Whew. It feels good to get that out there. What, you don’t believe me? I’ll enter my 2006 ComicCon badge into evidence.
And I am certainly proud of my confession, as 2012 is truly the year of the geek. This year, film geekiness has officially shed the characteristic of being shared by a dedicated but small following. Need proof? I offer two words and one name: Joss Whedon.
It doesn’t get much geekier — or better — than Joss Whedon. Chances are that name didn’t ring a bell for you before this summer, so here’s a little bit of background: For years, he’s been my favorite television and film writer. The man has a knack for writing the most pristine, on point, and genuinely hilarious dialogue in Hollywood. You probably heard of his past television projects, “Buffy the Vampire Slayer,” “Angel” and “Firefly” and dismissed them because, well, you’re probably not a geek. However, I recognize them as probably three of the best TV shows in history. Rent the DVDs. It’s never too late.
If you would have told me years ago that in 2012, Whedon would be responsible for a $1 billion blockbuster sensation — “The Avengers,” which he wrote and directed—and the best reviewed horror film in years — “The Cabin in the Woods” — I would have scratched my head. But here we are in the year of the geek, and Whedon is king.
You’re probably thinking a monkey with a comic book could have directed “The Avengers” and it would have made money. With Robert Downey Jr. and enough superheroes to fill up a basketball team, that’s hard to argue. But it was Whedon’s signature dialogue and gift for characterization that nailed the film, making it not only one of the best reviewed comic book movies in history but also a movie people were genuinely excited to see — multiple times. I heard people rave just as much about the dialogue and humor as the actio- packed climax, arguably the most exciting 45 minutes I’ve seen on film.
And in the case of “The Cabin in the Woods,” if you saw it and didn’t like it, you probably didn’t “get it,” and this includes the crew with which I saw the film. It’s OK. You just need to up your geek game.
Let’s jump back to “The Avengers,” and expand to its place in the summer as a whole. It, along with “The Amazing Spider-Man” and “The Dark Knight Rises,” are the biggest films of the summer. Does it get any geekier than that?
“The Dark Knight Rises” and “The Avengers” also help with the validation begun with Christopher Nolan’s earlier two “Batman” movies, as well as “Iron Man,” that comic book movies can be something more than popcorn entertainment; they also can be relevant pieces of art and earn the respect of critics.

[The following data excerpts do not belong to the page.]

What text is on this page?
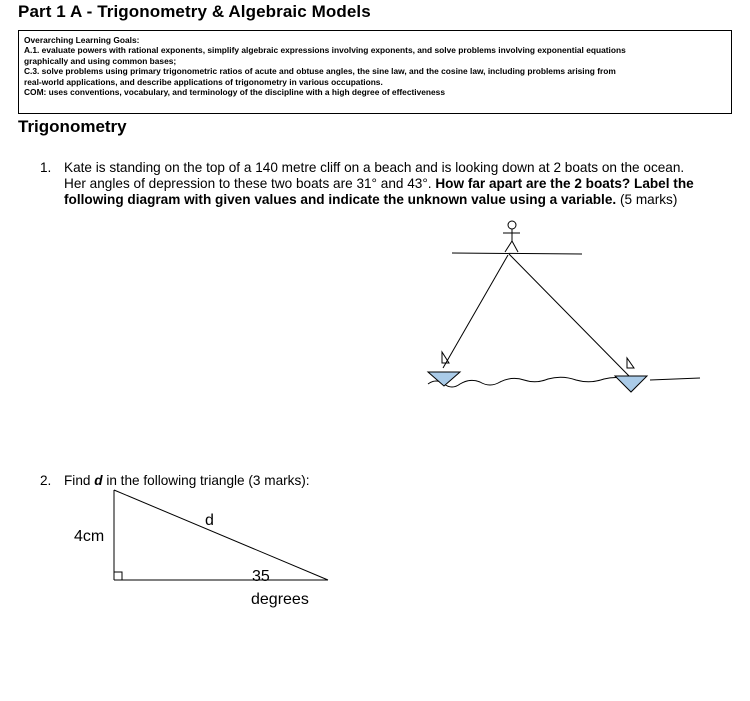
Part 1 A - Trigonometry & Algebraic Models
Overarching Learning Goals:
A.1. evaluate powers with rational exponents, simplify algebraic expressions involving exponents, and solve problems involving exponential equations
graphically and using common bases;
C.3. solve problems using primary trigonometric ratios of acute and obtuse angles, the sine law, and the cosine law, including problems arising from
real-world applications, and describe applications of trigonometry in various occupations.
COM: uses conventions, vocabulary, and terminology of the discipline with a high degree of effectiveness
Trigonometry
1. Kate is standing on the top of a 140 metre cliff on a beach and is looking down at 2 boats on the ocean.
Her angles of depression to these two boats are 31° and 43°. How far apart are the 2 boats? Label the
following diagram with given values and indicate the unknown value using a variable. (5 marks)
2. Find d in the following triangle (3 marks):
4cm
d
35
degrees
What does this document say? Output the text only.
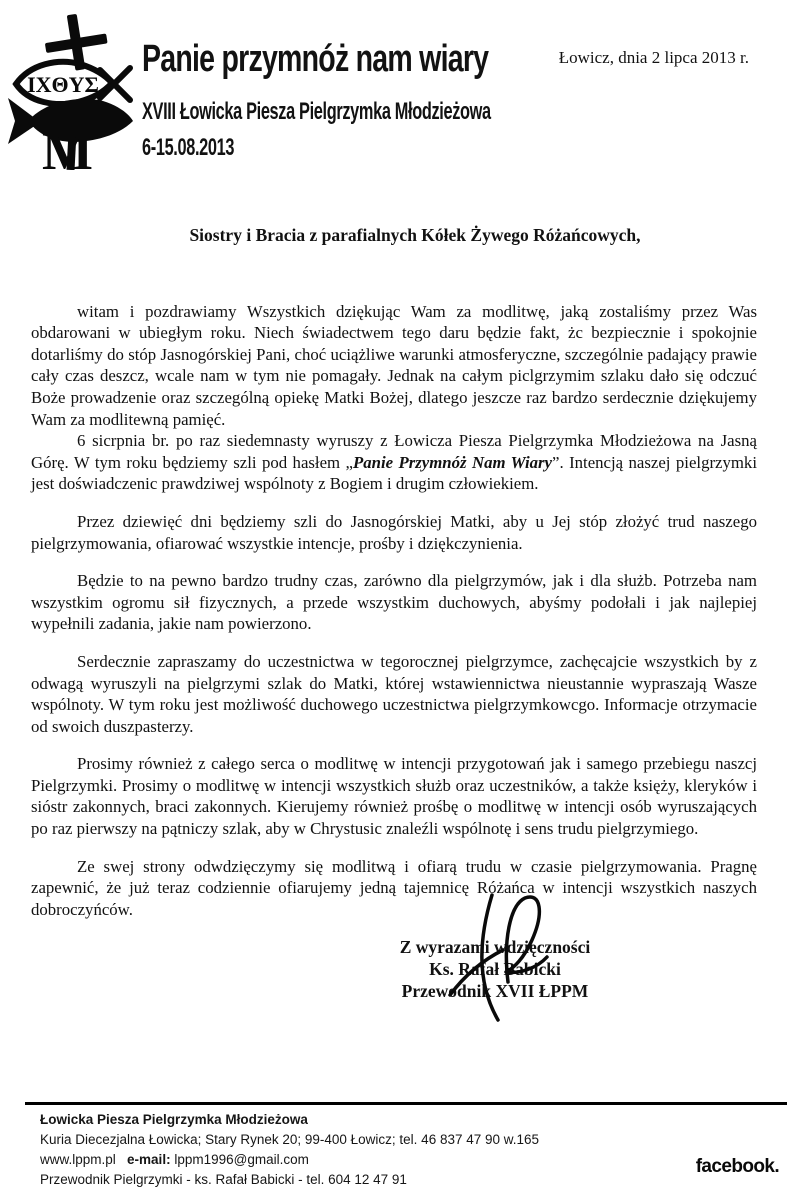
IXΘYΣ
M
Panie przymnóż nam wiary
XVIII Łowicka Piesza Pielgrzymka Młodzieżowa
6-15.08.2013
Łowicz, dnia 2 lipca 2013 r.
Siostry i Bracia z parafialnych Kółek Żywego Różańcowych,

witam i pozdrawiamy Wszystkich dziękując Wam za modlitwę, jaką zostaliśmy przez Was obdarowani w ubiegłym roku. Niech świadectwem tego daru będzie fakt, żc bezpiecznie i spokojnie dotarliśmy do stóp Jasnogórskiej Pani, choć uciążliwe warunki atmosferyczne, szczególnie padający prawie cały czas deszcz, wcale nam w tym nie pomagały. Jednak na całym piclgrzymim szlaku dało się odczuć Boże prowadzenie oraz szczególną opiekę Matki Bożej, dlatego jeszcze raz bardzo serdecznie dziękujemy Wam za modlitewną pamięć.

6 sicrpnia br. po raz siedemnasty wyruszy z Łowicza Piesza Pielgrzymka Młodzieżowa na Jasną Górę. W tym roku będziemy szli pod hasłem „Panie Przymnóż Nam Wiary”. Intencją naszej pielgrzymki jest doświadczenic prawdziwej wspólnoty z Bogiem i drugim człowiekiem.

Przez dziewięć dni będziemy szli do Jasnogórskiej Matki, aby u Jej stóp złożyć trud naszego pielgrzymowania, ofiarować wszystkie intencje, prośby i dziękczynienia.

Będzie to na pewno bardzo trudny czas, zarówno dla pielgrzymów, jak i dla służb. Potrzeba nam wszystkim ogromu sił fizycznych, a przede wszystkim duchowych, abyśmy podołali i jak najlepiej wypełnili zadania, jakie nam powierzono.

Serdecznie zapraszamy do uczestnictwa w tegorocznej pielgrzymce, zachęcajcie wszystkich by z odwagą wyruszyli na pielgrzymi szlak do Matki, której wstawiennictwa nieustannie wypraszają Wasze wspólnoty. W tym roku jest możliwość duchowego uczestnictwa pielgrzymkowcgo. Informacje otrzymacie od swoich duszpasterzy.

Prosimy również z całego serca o modlitwę w intencji przygotowań jak i samego przebiegu naszcj Pielgrzymki. Prosimy o modlitwę w intencji wszystkich służb oraz uczestników, a także księży, kleryków i sióstr zakonnych, braci zakonnych. Kierujemy również prośbę o modlitwę w intencji osób wyruszających po raz pierwszy na pątniczy szlak, aby w Chrystusic znaleźli wspólnotę i sens trudu pielgrzymiego.

Ze swej strony odwdzięczymy się modlitwą i ofiarą trudu w czasie pielgrzymowania. Pragnę zapewnić, że już teraz codziennie ofiarujemy jedną tajemnicę Różańca w intencji wszystkich naszych dobroczyńców.

Z wyrazami wdzięczności
Ks. Rafał Babicki
Przewodnik XVII ŁPPM
Łowicka Piesza Pielgrzymka Młodzieżowa
Kuria Diecezjalna Łowicka; Stary Rynek 20; 99-400 Łowicz; tel. 46 837 47 90 w.165
www.lppm.pl e-mail: lppm1996@gmail.com
Przewodnik Pielgrzymki - ks. Rafał Babicki - tel. 604 12 47 91
facebook.
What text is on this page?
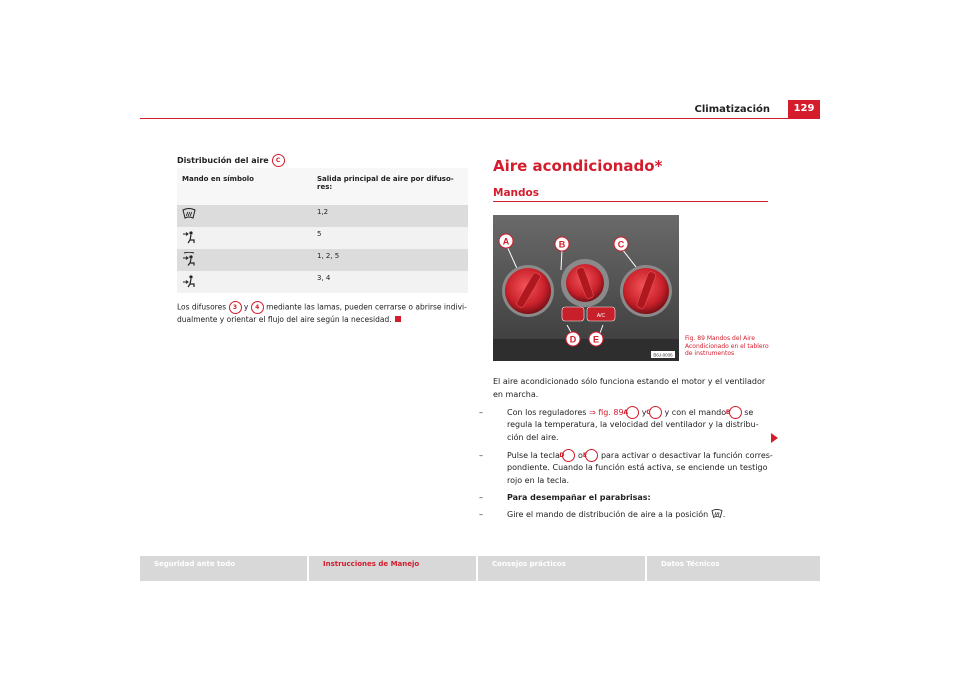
Climatización	129
Distribución del aire C
Mando en símbolo	Salida principal de aire por difuso-res:
	1,2
	5
	1, 2, 5
	3, 4
Los difusores 3 y 4 mediante las lamas, pueden cerrarse o abrirse indivi-dualmente y orientar el flujo del aire según la necesidad.
Aire acondicionado*
Mandos
A/C
A	B	C
D E
B6J-0036
Fig. 89 Mandos del Aire Acondicionado en el tablero de instrumentos

El aire acondicionado sólo funciona estando el motor y el ventilador en marcha.

–	Con los reguladores ⇒ fig. 89 A y C y con el mando B se regula la temperatura, la velocidad del ventilador y la distribu-ción del aire.

–	Pulse la tecla D o E para activar o desactivar la función corres-pondiente. Cuando la función está activa, se enciende un testigo rojo en la tecla.

–	Para desempañar el parabrisas:

–	Gire el mando de distribución de aire a la posición .

Seguridad ante todo	Instrucciones de Manejo	Consejos prácticos	Datos Técnicos
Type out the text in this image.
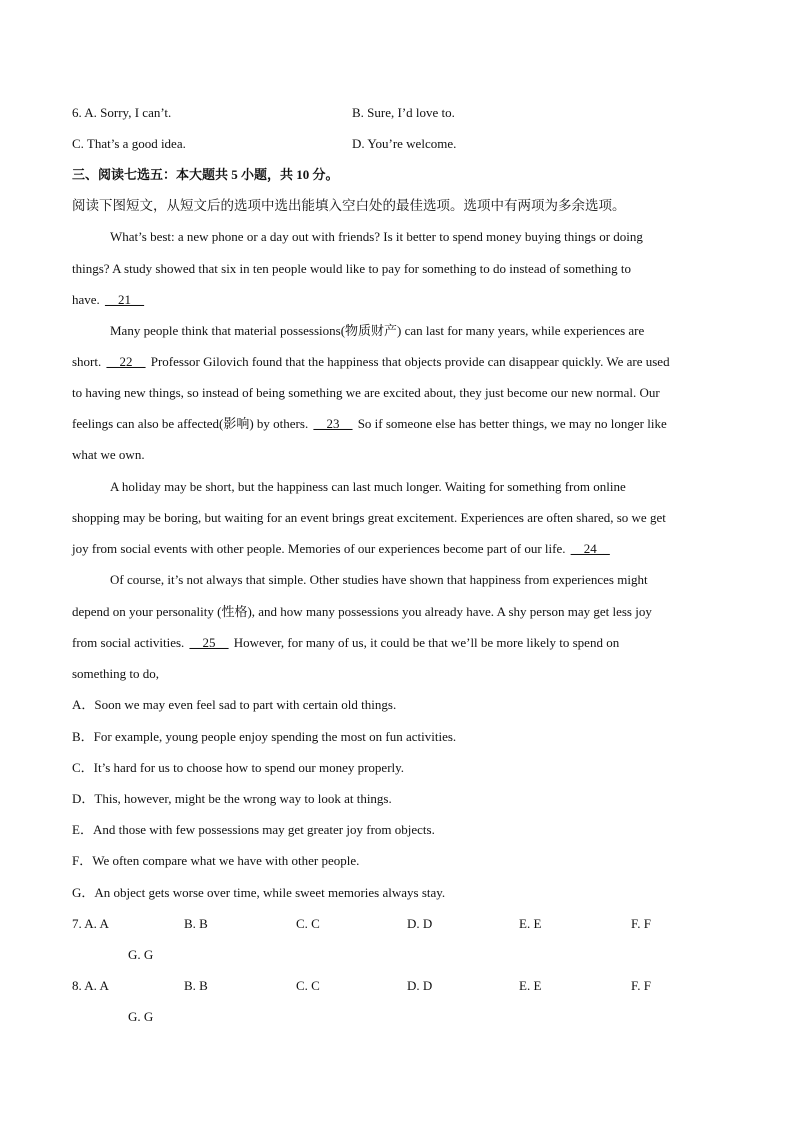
6. A. Sorry, I can’t.	B. Sure, I’d love to.
C. That’s a good idea.	D. You’re welcome.
三、阅读七选五：本大题共 5 小题，共 10 分。
阅读下图短文，从短文后的选项中选出能填入空白处的最佳选项。选项中有两项为多余选项。
What’s best: a new phone or a day out with friends? Is it better to spend money buying things or doing
things? A study showed that six in ten people would like to pay for something to do instead of something to
have. __21__
Many people think that material possessions(物质财产) can last for many years, while experiences are
short. __22__ Professor Gilovich found that the happiness that objects provide can disappear quickly. We are used
to having new things, so instead of being something we are excited about, they just become our new normal. Our
feelings can also be affected(影响) by others. __23__ So if someone else has better things, we may no longer like
what we own.
A holiday may be short, but the happiness can last much longer. Waiting for something from online
shopping may be boring, but waiting for an event brings great excitement. Experiences are often shared, so we get
joy from social events with other people. Memories of our experiences become part of our life. __24__
Of course, it’s not always that simple. Other studies have shown that happiness from experiences might
depend on your personality (性格), and how many possessions you already have. A shy person may get less joy
from social activities. __25__ However, for many of us, it could be that we’ll be more likely to spend on
something to do,
A．Soon we may even feel sad to part with certain old things.
B．For example, young people enjoy spending the most on fun activities.
C．It’s hard for us to choose how to spend our money properly.
D．This, however, might be the wrong way to look at things.
E．And those with few possessions may get greater joy from objects.
F．We often compare what we have with other people.
G．An object gets worse over time, while sweet memories always stay.
7. A. A	B. B	C. C	D. D	E. E	F. F
G. G
8. A. A	B. B	C. C	D. D	E. E	F. F
G. G
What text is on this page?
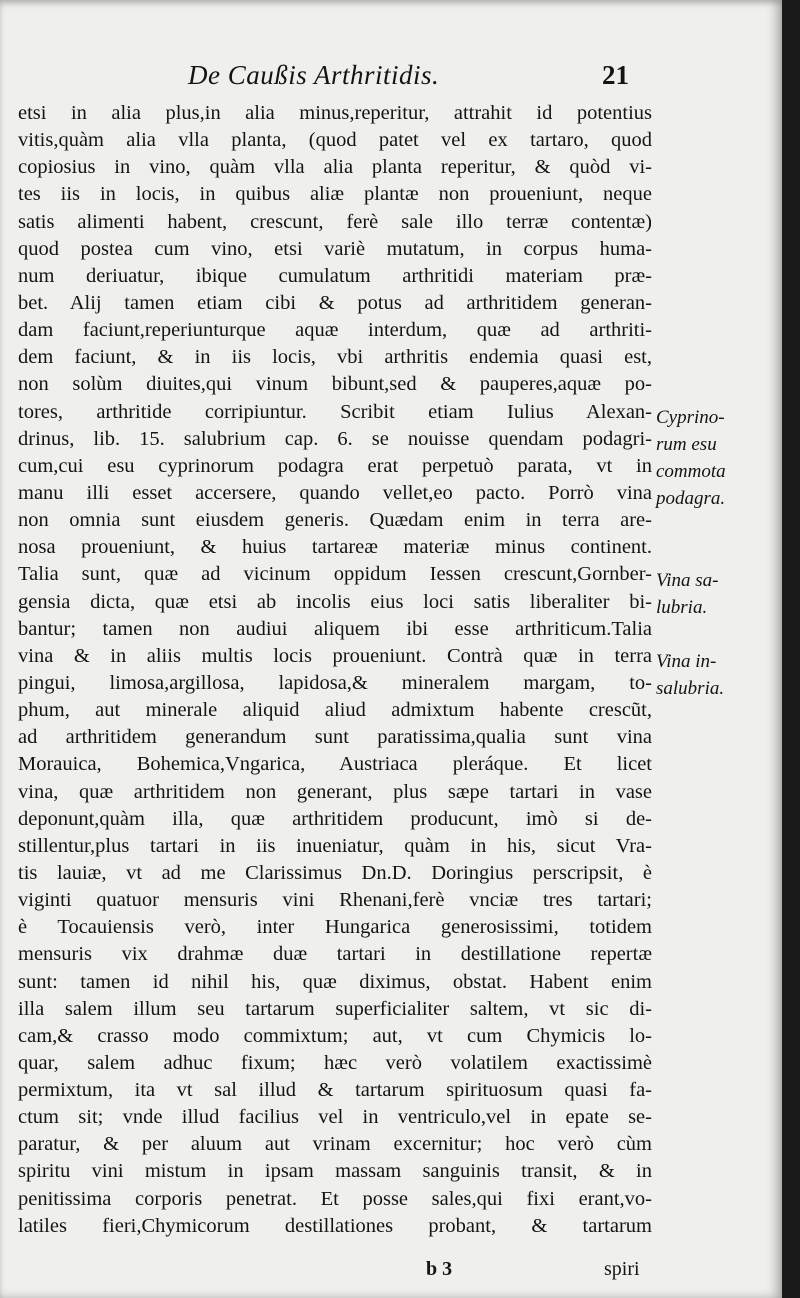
De Caußis Arthritidis.	21
etsi in alia plus,in alia minus,reperitur, attrahit id potentius
vitis,quàm alia vlla planta, (quod patet vel ex tartaro, quod
copiosius in vino, quàm vlla alia planta reperitur, & quòd vi-
tes iis in locis, in quibus aliæ plantæ non proueniunt, neque
satis alimenti habent, crescunt, ferè sale illo terræ contentæ)
quod postea cum vino, etsi variè mutatum, in corpus huma-
num deriuatur, ibique cumulatum arthritidi materiam præ-
bet. Alij tamen etiam cibi & potus ad arthritidem generan-
dam faciunt,reperiunturque aquæ interdum, quæ ad arthriti-
dem faciunt, & in iis locis, vbi arthritis endemia quasi est,
non solùm diuites,qui vinum bibunt,sed & pauperes,aquæ po-
tores, arthritide corripiuntur. Scribit etiam Iulius Alexan-
drinus, lib. 15. salubrium cap. 6. se nouisse quendam podagri-
cum,cui esu cyprinorum podagra erat perpetuò parata, vt in
manu illi esset accersere, quando vellet,eo pacto. Porrò vina
non omnia sunt eiusdem generis. Quædam enim in terra are-
nosa proueniunt, & huius tartareæ materiæ minus continent.
Talia sunt, quæ ad vicinum oppidum Iessen crescunt,Gornber-
gensia dicta, quæ etsi ab incolis eius loci satis liberaliter bi-
bantur; tamen non audiui aliquem ibi esse arthriticum.Talia
vina & in aliis multis locis proueniunt. Contrà quæ in terra
pingui, limosa,argillosa, lapidosa,& mineralem margam, to-
phum, aut minerale aliquid aliud admixtum habente crescũt,
ad arthritidem generandum sunt paratissima,qualia sunt vina
Morauica, Bohemica,Vngarica, Austriaca pleráque. Et licet
vina, quæ arthritidem non generant, plus sæpe tartari in vase
deponunt,quàm illa, quæ arthritidem producunt, imò si de-
stillentur,plus tartari in iis inueniatur, quàm in his, sicut Vra-
tis lauiæ, vt ad me Clarissimus Dn.D. Doringius perscripsit, è
viginti quatuor mensuris vini Rhenani,ferè vnciæ tres tartari;
è Tocauiensis verò, inter Hungarica generosissimi, totidem
mensuris vix drahmæ duæ tartari in destillatione repertæ
sunt: tamen id nihil his, quæ diximus, obstat. Habent enim
illa salem illum seu tartarum superficialiter saltem, vt sic di-
cam,& crasso modo commixtum; aut, vt cum Chymicis lo-
quar, salem adhuc fixum; hæc verò volatilem exactissimè
permixtum, ita vt sal illud & tartarum spirituosum quasi fa-
ctum sit; vnde illud facilius vel in ventriculo,vel in epate se-
paratur, & per aluum aut vrinam excernitur; hoc verò cùm
spiritu vini mistum in ipsam massam sanguinis transit, & in
penitissima corporis penetrat. Et posse sales,qui fixi erant,vo-
latiles fieri,Chymicorum destillationes probant, & tartarum
Cyprino-
rum esu
commota
podagra.
Vina sa-
lubria.
Vina in-
salubria.
b 3	spiri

Not to mention in 2012, Ridley Scott also released the “Alien” prequel “Prometheus,” we’ll have another James Bond entry, and the first of two “Lord of the Rings” prequels will be released. All mainstream movies originating from a source thought to have a "cult following."
We geeks have known for a long time that it’s good to be a geek. The rest of the world is just now catching up to us.